= Baltimore Four =

1967 civil disobedience in Baltimore, Maryland, US

The Baltimore Four were four Catholic peace activists who poured blood on draft files at the Baltimore Customs House to protest the Vietnam War on October 17, 1967. This action was the immediate predecessor to and direct inspiration for The Catonsville Nine, both of which were led by Roman Catholic priest and peace activist Philip Berrigan.

The Four were (alphabetically):
- Father Philip Berrigan, 44 a Josephite priest from St. Peter Claver, a majority-Black Catholic church in Baltimore
- David Eberhardt, 26, a poet and peace activist, secretary of the Baltimore Interfaith Peace Mission
- Tom Lewis, 27, an artist and peace activist
- Rev. James L. Mengel III, 38, a US Air Force veteran and United Church of Christ minister

==Custom House Raid==
The four men raided the Baltimore City Custom House and poured blood on draft records. They did this to protest the involuntary drafting of civilian young men in the Vietnam War. Pouring blood was Berrigan's idea, later saying he was protesting "the pitiful waste of American and Vietnamese blood in Indochina." Tom Lewis told oral historian Rosalie Riegle that the blood dripping from draft files was meant to symbolize the blood on both sides of the conflict in Vietnam. He called it "a Biblical symbol and a healing symbol." Mengel donated blood, but he chose not to pour it. Instead he gave out copies of the New Testament. Eberhardt also joined Mengel in handing out religious literature, and a clerk testified at their trial that she crumpled up the pamphlets and threw them back in the two mens' faces. They published a statement on their action in the Catholic Peace Fellowship Bulletin, explaining that they chose an inner-city draft board because "America would rather protect its empire of overseas profits than welcome its black people, rebuild its slums and cleanse its air and water." They also called Vietnam "a rich man's war and a poor man's fight," echoing future charges that even after the US eliminated the draft, it retained an "economic draft" by conscripting lower-income recruits who needed the money, the training, and the job benefits, and who could not afford to evade service.
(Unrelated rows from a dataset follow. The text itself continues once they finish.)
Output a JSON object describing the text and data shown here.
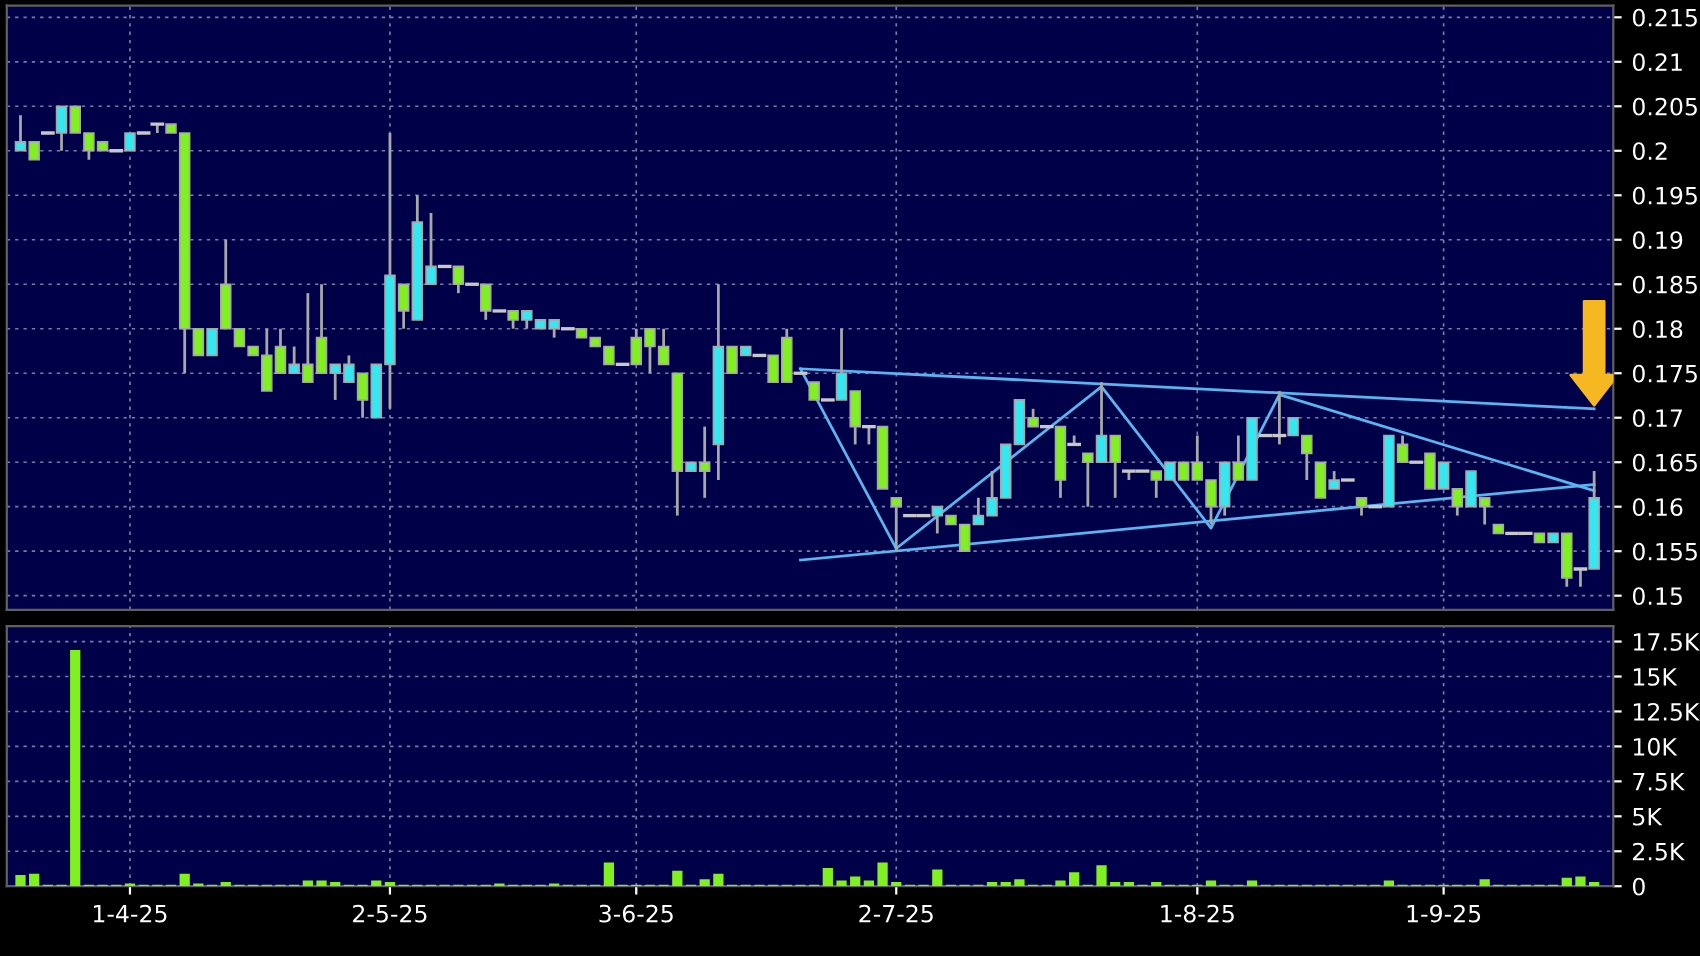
{
  "chart_data": [
    {
      "type": "candlestick",
      "ylim": [
        0.1484,
        0.2163
      ],
      "grid": true,
      "tick_labels": "y",
      "yticks": [
        0.15,
        0.155,
        0.16,
        0.165,
        0.17,
        0.175,
        0.18,
        0.185,
        0.19,
        0.195,
        0.2,
        0.205,
        0.21,
        0.215
      ],
      "categories": [
        null,
        null,
        null,
        null,
        null,
        null,
        null,
        null,
        null,
        null,
        null,
        null,
        null,
        null,
        null,
        null,
        null,
        null,
        null,
        null,
        null,
        null,
        null,
        null,
        null,
        null,
        null,
        null,
        null,
        null,
        null,
        null,
        null,
        null,
        null,
        null,
        null,
        null,
        null,
        null,
        null,
        null,
        null,
        null,
        null,
        null,
        null,
        null,
        null,
        null,
        null,
        null,
        null,
        null,
        null,
        null,
        null,
        null,
        null,
        null,
        null,
        null,
        null,
        null,
        null,
        null,
        null,
        null,
        null,
        null,
        null,
        null,
        null,
        null,
        null,
        null,
        null,
        null,
        null,
        null,
        null,
        null,
        null,
        null,
        null,
        null,
        null,
        null,
        null,
        null,
        null,
        null,
        null,
        null,
        null,
        null,
        null,
        null,
        null,
        null,
        null,
        null,
        null,
        null,
        null,
        null,
        null,
        null,
        null,
        null,
        null,
        null,
        null,
        null,
        null,
        null
      ],
      "ohlc": [
        [
          0.2,
          0.204,
          0.2,
          0.201
        ],
        [
          0.201,
          0.201,
          0.199,
          0.199
        ],
        [
          0.202,
          0.202,
          0.202,
          0.202
        ],
        [
          0.202,
          0.205,
          0.2,
          0.205
        ],
        [
          0.205,
          0.205,
          0.202,
          0.202
        ],
        [
          0.202,
          0.202,
          0.199,
          0.2
        ],
        [
          0.201,
          0.201,
          0.2,
          0.2
        ],
        [
          0.2,
          0.2,
          0.2,
          0.2
        ],
        [
          0.2,
          0.202,
          0.2,
          0.202
        ],
        [
          0.202,
          0.202,
          0.202,
          0.202
        ],
        [
          0.203,
          0.203,
          0.202,
          0.203
        ],
        [
          0.203,
          0.203,
          0.202,
          0.202
        ],
        [
          0.202,
          0.202,
          0.175,
          0.18
        ],
        [
          0.18,
          0.18,
          0.177,
          0.177
        ],
        [
          0.177,
          0.18,
          0.177,
          0.18
        ],
        [
          0.185,
          0.19,
          0.18,
          0.18
        ],
        [
          0.18,
          0.18,
          0.178,
          0.178
        ],
        [
          0.178,
          0.178,
          0.177,
          0.177
        ],
        [
          0.177,
          0.18,
          0.173,
          0.173
        ],
        [
          0.178,
          0.18,
          0.175,
          0.175
        ],
        [
          0.175,
          0.178,
          0.175,
          0.176
        ],
        [
          0.176,
          0.184,
          0.174,
          0.174
        ],
        [
          0.179,
          0.185,
          0.175,
          0.175
        ],
        [
          0.175,
          0.176,
          0.172,
          0.176
        ],
        [
          0.174,
          0.177,
          0.174,
          0.176
        ],
        [
          0.175,
          0.175,
          0.17,
          0.172
        ],
        [
          0.17,
          0.176,
          0.17,
          0.176
        ],
        [
          0.176,
          0.202,
          0.171,
          0.186
        ],
        [
          0.185,
          0.185,
          0.18,
          0.182
        ],
        [
          0.181,
          0.195,
          0.181,
          0.192
        ],
        [
          0.185,
          0.193,
          0.185,
          0.187
        ],
        [
          0.187,
          0.187,
          0.187,
          0.187
        ],
        [
          0.187,
          0.187,
          0.184,
          0.185
        ],
        [
          0.185,
          0.185,
          0.185,
          0.185
        ],
        [
          0.185,
          0.185,
          0.181,
          0.182
        ],
        [
          0.182,
          0.182,
          0.182,
          0.182
        ],
        [
          0.182,
          0.182,
          0.18,
          0.181
        ],
        [
          0.181,
          0.182,
          0.18,
          0.182
        ],
        [
          0.18,
          0.181,
          0.18,
          0.181
        ],
        [
          0.18,
          0.181,
          0.179,
          0.181
        ],
        [
          0.18,
          0.18,
          0.18,
          0.18
        ],
        [
          0.18,
          0.18,
          0.179,
          0.179
        ],
        [
          0.179,
          0.179,
          0.178,
          0.178
        ],
        [
          0.178,
          0.178,
          0.176,
          0.176
        ],
        [
          0.176,
          0.176,
          0.176,
          0.176
        ],
        [
          0.179,
          0.18,
          0.176,
          0.176
        ],
        [
          0.18,
          0.18,
          0.175,
          0.178
        ],
        [
          0.178,
          0.18,
          0.176,
          0.176
        ],
        [
          0.175,
          0.175,
          0.159,
          0.164
        ],
        [
          0.164,
          0.165,
          0.164,
          0.165
        ],
        [
          0.165,
          0.169,
          0.161,
          0.164
        ],
        [
          0.167,
          0.185,
          0.163,
          0.178
        ],
        [
          0.178,
          0.178,
          0.175,
          0.175
        ],
        [
          0.177,
          0.178,
          0.177,
          0.178
        ],
        [
          0.177,
          0.177,
          0.177,
          0.177
        ],
        [
          0.177,
          0.177,
          0.174,
          0.174
        ],
        [
          0.179,
          0.18,
          0.174,
          0.174
        ],
        [
          0.175,
          0.175,
          0.175,
          0.175
        ],
        [
          0.174,
          0.174,
          0.172,
          0.172
        ],
        [
          0.172,
          0.172,
          0.172,
          0.172
        ],
        [
          0.172,
          0.18,
          0.172,
          0.175
        ],
        [
          0.173,
          0.173,
          0.167,
          0.169
        ],
        [
          0.169,
          0.169,
          0.167,
          0.169
        ],
        [
          0.169,
          0.169,
          0.162,
          0.162
        ],
        [
          0.161,
          0.161,
          0.155,
          0.16
        ],
        [
          0.159,
          0.159,
          0.159,
          0.159
        ],
        [
          0.159,
          0.159,
          0.159,
          0.159
        ],
        [
          0.159,
          0.16,
          0.157,
          0.16
        ],
        [
          0.159,
          0.159,
          0.158,
          0.158
        ],
        [
          0.158,
          0.158,
          0.155,
          0.155
        ],
        [
          0.158,
          0.161,
          0.158,
          0.159
        ],
        [
          0.159,
          0.164,
          0.159,
          0.161
        ],
        [
          0.161,
          0.167,
          0.161,
          0.167
        ],
        [
          0.167,
          0.172,
          0.167,
          0.172
        ],
        [
          0.17,
          0.171,
          0.169,
          0.169
        ],
        [
          0.169,
          0.169,
          0.169,
          0.169
        ],
        [
          0.169,
          0.169,
          0.161,
          0.163
        ],
        [
          0.167,
          0.168,
          0.167,
          0.167
        ],
        [
          0.166,
          0.166,
          0.16,
          0.165
        ],
        [
          0.165,
          0.174,
          0.165,
          0.168
        ],
        [
          0.168,
          0.168,
          0.161,
          0.165
        ],
        [
          0.164,
          0.164,
          0.163,
          0.164
        ],
        [
          0.164,
          0.164,
          0.164,
          0.164
        ],
        [
          0.164,
          0.164,
          0.161,
          0.163
        ],
        [
          0.163,
          0.165,
          0.163,
          0.165
        ],
        [
          0.165,
          0.165,
          0.163,
          0.163
        ],
        [
          0.165,
          0.168,
          0.163,
          0.163
        ],
        [
          0.163,
          0.163,
          0.158,
          0.16
        ],
        [
          0.16,
          0.165,
          0.159,
          0.165
        ],
        [
          0.165,
          0.168,
          0.163,
          0.163
        ],
        [
          0.163,
          0.17,
          0.163,
          0.17
        ],
        [
          0.168,
          0.168,
          0.168,
          0.168
        ],
        [
          0.168,
          0.173,
          0.167,
          0.168
        ],
        [
          0.168,
          0.17,
          0.168,
          0.17
        ],
        [
          0.168,
          0.168,
          0.163,
          0.166
        ],
        [
          0.165,
          0.165,
          0.161,
          0.161
        ],
        [
          0.162,
          0.164,
          0.162,
          0.163
        ],
        [
          0.163,
          0.163,
          0.163,
          0.163
        ],
        [
          0.161,
          0.161,
          0.159,
          0.16
        ],
        [
          0.16,
          0.16,
          0.16,
          0.16
        ],
        [
          0.16,
          0.168,
          0.16,
          0.168
        ],
        [
          0.167,
          0.168,
          0.165,
          0.165
        ],
        [
          0.165,
          0.165,
          0.165,
          0.165
        ],
        [
          0.166,
          0.166,
          0.162,
          0.162
        ],
        [
          0.162,
          0.165,
          0.162,
          0.165
        ],
        [
          0.162,
          0.162,
          0.159,
          0.16
        ],
        [
          0.16,
          0.164,
          0.16,
          0.164
        ],
        [
          0.161,
          0.161,
          0.158,
          0.16
        ],
        [
          0.158,
          0.158,
          0.157,
          0.157
        ],
        [
          0.157,
          0.157,
          0.157,
          0.157
        ],
        [
          0.157,
          0.157,
          0.157,
          0.157
        ],
        [
          0.157,
          0.157,
          0.156,
          0.156
        ],
        [
          0.156,
          0.157,
          0.156,
          0.157
        ],
        [
          0.157,
          0.157,
          0.151,
          0.152
        ],
        [
          0.153,
          0.153,
          0.151,
          0.153
        ],
        [
          0.153,
          0.164,
          0.153,
          0.161
        ]
      ],
      "colors": [
        "#33e8f0",
        "#80f020",
        "#c8c8c8",
        "#33e8f0",
        "#80f020",
        "#80f020",
        "#80f020",
        "#c8c8c8",
        "#33e8f0",
        "#c8c8c8",
        "#c8c8c8",
        "#80f020",
        "#80f020",
        "#80f020",
        "#33e8f0",
        "#80f020",
        "#80f020",
        "#80f020",
        "#80f020",
        "#80f020",
        "#33e8f0",
        "#80f020",
        "#80f020",
        "#33e8f0",
        "#33e8f0",
        "#80f020",
        "#33e8f0",
        "#33e8f0",
        "#80f020",
        "#33e8f0",
        "#33e8f0",
        "#c8c8c8",
        "#80f020",
        "#c8c8c8",
        "#80f020",
        "#c8c8c8",
        "#80f020",
        "#33e8f0",
        "#33e8f0",
        "#33e8f0",
        "#c8c8c8",
        "#80f020",
        "#80f020",
        "#80f020",
        "#c8c8c8",
        "#80f020",
        "#80f020",
        "#80f020",
        "#80f020",
        "#33e8f0",
        "#80f020",
        "#33e8f0",
        "#80f020",
        "#33e8f0",
        "#c8c8c8",
        "#80f020",
        "#80f020",
        "#c8c8c8",
        "#80f020",
        "#c8c8c8",
        "#33e8f0",
        "#80f020",
        "#c8c8c8",
        "#80f020",
        "#80f020",
        "#c8c8c8",
        "#c8c8c8",
        "#33e8f0",
        "#80f020",
        "#80f020",
        "#33e8f0",
        "#33e8f0",
        "#33e8f0",
        "#33e8f0",
        "#80f020",
        "#c8c8c8",
        "#80f020",
        "#c8c8c8",
        "#80f020",
        "#33e8f0",
        "#80f020",
        "#c8c8c8",
        "#c8c8c8",
        "#80f020",
        "#33e8f0",
        "#80f020",
        "#80f020",
        "#80f020",
        "#33e8f0",
        "#80f020",
        "#33e8f0",
        "#c8c8c8",
        "#c8c8c8",
        "#33e8f0",
        "#80f020",
        "#80f020",
        "#33e8f0",
        "#c8c8c8",
        "#80f020",
        "#c8c8c8",
        "#33e8f0",
        "#80f020",
        "#c8c8c8",
        "#80f020",
        "#33e8f0",
        "#80f020",
        "#33e8f0",
        "#80f020",
        "#80f020",
        "#c8c8c8",
        "#c8c8c8",
        "#80f020",
        "#33e8f0",
        "#80f020",
        "#c8c8c8",
        "#33e8f0"
      ],
      "series": [
        {
          "type": "line",
          "color": "#5ab4f0",
          "values": [
            null,
            null,
            null,
            null,
            null,
            null,
            null,
            null,
            null,
            null,
            null,
            null,
            null,
            null,
            null,
            null,
            null,
            null,
            null,
            null,
            null,
            null,
            null,
            null,
            null,
            null,
            null,
            null,
            null,
            null,
            null,
            null,
            null,
            null,
            null,
            null,
            null,
            null,
            null,
            null,
            null,
            null,
            null,
            null,
            null,
            null,
            null,
            null,
            null,
            null,
            null,
            null,
            null,
            null,
            null,
            null,
            null,
            0.1755,
            null,
            null,
            null,
            null,
            null,
            null,
            null,
            null,
            null,
            null,
            null,
            null,
            null,
            null,
            null,
            null,
            null,
            null,
            null,
            null,
            null,
            null,
            null,
            null,
            null,
            null,
            null,
            null,
            null,
            null,
            null,
            null,
            null,
            null,
            null,
            null,
            null,
            null,
            null,
            null,
            null,
            null,
            null,
            null,
            null,
            null,
            null,
            null,
            null,
            null,
            null,
            null,
            null,
            null,
            null,
            null,
            null,
            0.171
          ]
        },
        {
          "type": "line",
          "color": "#5ab4f0",
          "values": [
            null,
            null,
            null,
            null,
            null,
            null,
            null,
            null,
            null,
            null,
            null,
            null,
            null,
            null,
            null,
            null,
            null,
            null,
            null,
            null,
            null,
            null,
            null,
            null,
            null,
            null,
            null,
            null,
            null,
            null,
            null,
            null,
            null,
            null,
            null,
            null,
            null,
            null,
            null,
            null,
            null,
            null,
            null,
            null,
            null,
            null,
            null,
            null,
            null,
            null,
            null,
            null,
            null,
            null,
            null,
            null,
            null,
            0.154,
            null,
            null,
            null,
            null,
            null,
            null,
            null,
            null,
            null,
            null,
            null,
            null,
            null,
            null,
            null,
            null,
            null,
            null,
            null,
            null,
            null,
            null,
            null,
            null,
            null,
            null,
            null,
            null,
            null,
            null,
            null,
            null,
            null,
            null,
            null,
            null,
            null,
            null,
            null,
            null,
            null,
            null,
            null,
            null,
            null,
            null,
            null,
            null,
            null,
            null,
            null,
            null,
            null,
            null,
            null,
            null,
            null,
            0.1625
          ]
        },
        {
          "type": "line",
          "color": "#5ab4f0",
          "values": [
            null,
            null,
            null,
            null,
            null,
            null,
            null,
            null,
            null,
            null,
            null,
            null,
            null,
            null,
            null,
            null,
            null,
            null,
            null,
            null,
            null,
            null,
            null,
            null,
            null,
            null,
            null,
            null,
            null,
            null,
            null,
            null,
            null,
            null,
            null,
            null,
            null,
            null,
            null,
            null,
            null,
            null,
            null,
            null,
            null,
            null,
            null,
            null,
            null,
            null,
            null,
            null,
            null,
            null,
            null,
            null,
            null,
            0.1755,
            null,
            null,
            null,
            null,
            null,
            null,
            0.1553,
            null,
            null,
            null,
            null,
            null,
            null,
            null,
            null,
            null,
            null,
            null,
            null,
            null,
            null,
            0.1735,
            null,
            null,
            null,
            null,
            null,
            null,
            null,
            0.1576,
            null,
            null,
            null,
            null,
            0.1726,
            null,
            null,
            null,
            null,
            null,
            null,
            null,
            null,
            null,
            null,
            null,
            null,
            null,
            null,
            null,
            null,
            null,
            null,
            null,
            null,
            null,
            null,
            0.1618
          ]
        }
      ]
    },
    {
      "type": "bar",
      "color": "#80f020",
      "ylim": [
        0,
        18600
      ],
      "grid": true,
      "yticks": [
        0,
        {
          "value": 2500,
          "label": "2.5K"
        },
        {
          "value": 5000,
          "label": "5K"
        },
        {
          "value": 7500,
          "label": "7.5K"
        },
        {
          "value": 10000,
          "label": "10K"
        },
        {
          "value": 12500,
          "label": "12.5K"
        },
        {
          "value": 15000,
          "label": "15K"
        },
        {
          "value": 17500,
          "label": "17.5K"
        }
      ],
      "categories": [
        null,
        null,
        null,
        null,
        null,
        null,
        null,
        null,
        "1-4-25",
        null,
        null,
        null,
        null,
        null,
        null,
        null,
        null,
        null,
        null,
        null,
        null,
        null,
        null,
        null,
        null,
        null,
        null,
        "2-5-25",
        null,
        null,
        null,
        null,
        null,
        null,
        null,
        null,
        null,
        null,
        null,
        null,
        null,
        null,
        null,
        null,
        null,
        "3-6-25",
        null,
        null,
        null,
        null,
        null,
        null,
        null,
        null,
        null,
        null,
        null,
        null,
        null,
        null,
        null,
        null,
        null,
        null,
        "2-7-25",
        null,
        null,
        null,
        null,
        null,
        null,
        null,
        null,
        null,
        null,
        null,
        null,
        null,
        null,
        null,
        null,
        null,
        null,
        null,
        null,
        null,
        "1-8-25",
        null,
        null,
        null,
        null,
        null,
        null,
        null,
        null,
        null,
        null,
        null,
        null,
        null,
        null,
        null,
        null,
        null,
        "1-9-25",
        null,
        null,
        null,
        null,
        null,
        null,
        null,
        null,
        null,
        null,
        null
      ],
      "values": [
        800,
        900,
        100,
        100,
        16900,
        100,
        100,
        100,
        200,
        100,
        100,
        100,
        900,
        200,
        100,
        300,
        100,
        100,
        100,
        100,
        100,
        400,
        400,
        300,
        100,
        100,
        400,
        300,
        100,
        100,
        100,
        100,
        100,
        100,
        100,
        200,
        100,
        100,
        100,
        200,
        100,
        100,
        100,
        1700,
        100,
        100,
        100,
        100,
        1100,
        100,
        500,
        900,
        100,
        100,
        100,
        100,
        100,
        100,
        100,
        1300,
        400,
        700,
        400,
        1700,
        300,
        100,
        100,
        1200,
        100,
        100,
        100,
        300,
        300,
        500,
        100,
        100,
        400,
        1000,
        100,
        1500,
        300,
        300,
        100,
        300,
        100,
        100,
        100,
        400,
        100,
        100,
        400,
        100,
        100,
        100,
        100,
        100,
        100,
        100,
        100,
        100,
        400,
        100,
        100,
        100,
        100,
        100,
        100,
        500,
        100,
        100,
        100,
        100,
        100,
        600,
        700,
        300
      ]
    }
  ]
}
Jonah House, an activist peace community and training ground which Berrigan co-founded in the early 1970s, thinks the group may have been inspired by Barry Bondhus, a Minnesota peace activist who poured buckets of liquefied human waste on Selective Service files in February 1966.

== Aftermath and trial ==
While the four were out on bond, Berrigan invited Eberhardt to participate in The Catonsville Nine, but Eberhardt declined because of his bond status. So did Jesuit priest and Georgetown University professor Richard McSorley SJ. who always said he regretted that decision. Eventually Eberhardt did join Berrigan in breaking bond and going underground, however, along with George Mische and Mary Moylan of The Catonsville Nine. Berrigan and Eberhardt publicly announced a rally in Manhattan at St. Gregory the Great Church that they titled "Up from Under." Earlier that day they were hiding in a priests' closet rectory when the FBI raided the building and found them. They had publicly announced an appearance that evening, but the FBI timed the raid to pre-empt the public event.

When Martin Luther King Jr. was assassinated and riots followed, the trial of the Baltimore Four had to be postponed. George Mische had been coming to every day of the trial, and staying throughout, and the trial gave him an idea. Writes Maggie Astor of The New York Times,When a defense lawyer for the four asked why the government didn’t simply go into the Selective Service archives for duplicates of the files that had been covered with blood, an officer responded that there were no duplicates. Pressed by the defense, he acknowledged that if, for example, a draft file were burned, its subject would no longer exist in the eyes of the Selective Service. In the gallery, Mr. Mische recalled, he turned to his wife and said, 'We’re going to burn the goddamn things.'That was the origin of the Catonsville Nine decision to burn draft cards on a bonfire they started in the parking lot of the Selective Service office.

The Baltimore Four inspired subsequent actions, including most directly The Catonsville Nine, but also the Milwaukee 14, the D.C. Nine, the Silver Spring Three, the Chicago Eight, the Harrisburg Seven, and the Camden 28. Gradually the actions gave way to those of the closely related Plowshares movement, also led by Phil Berrigan and to a lesser extent his brother Dan. Both the Baltimore Four and the Catonsville Nine are featured in the 2013 documentary Hit & Stay.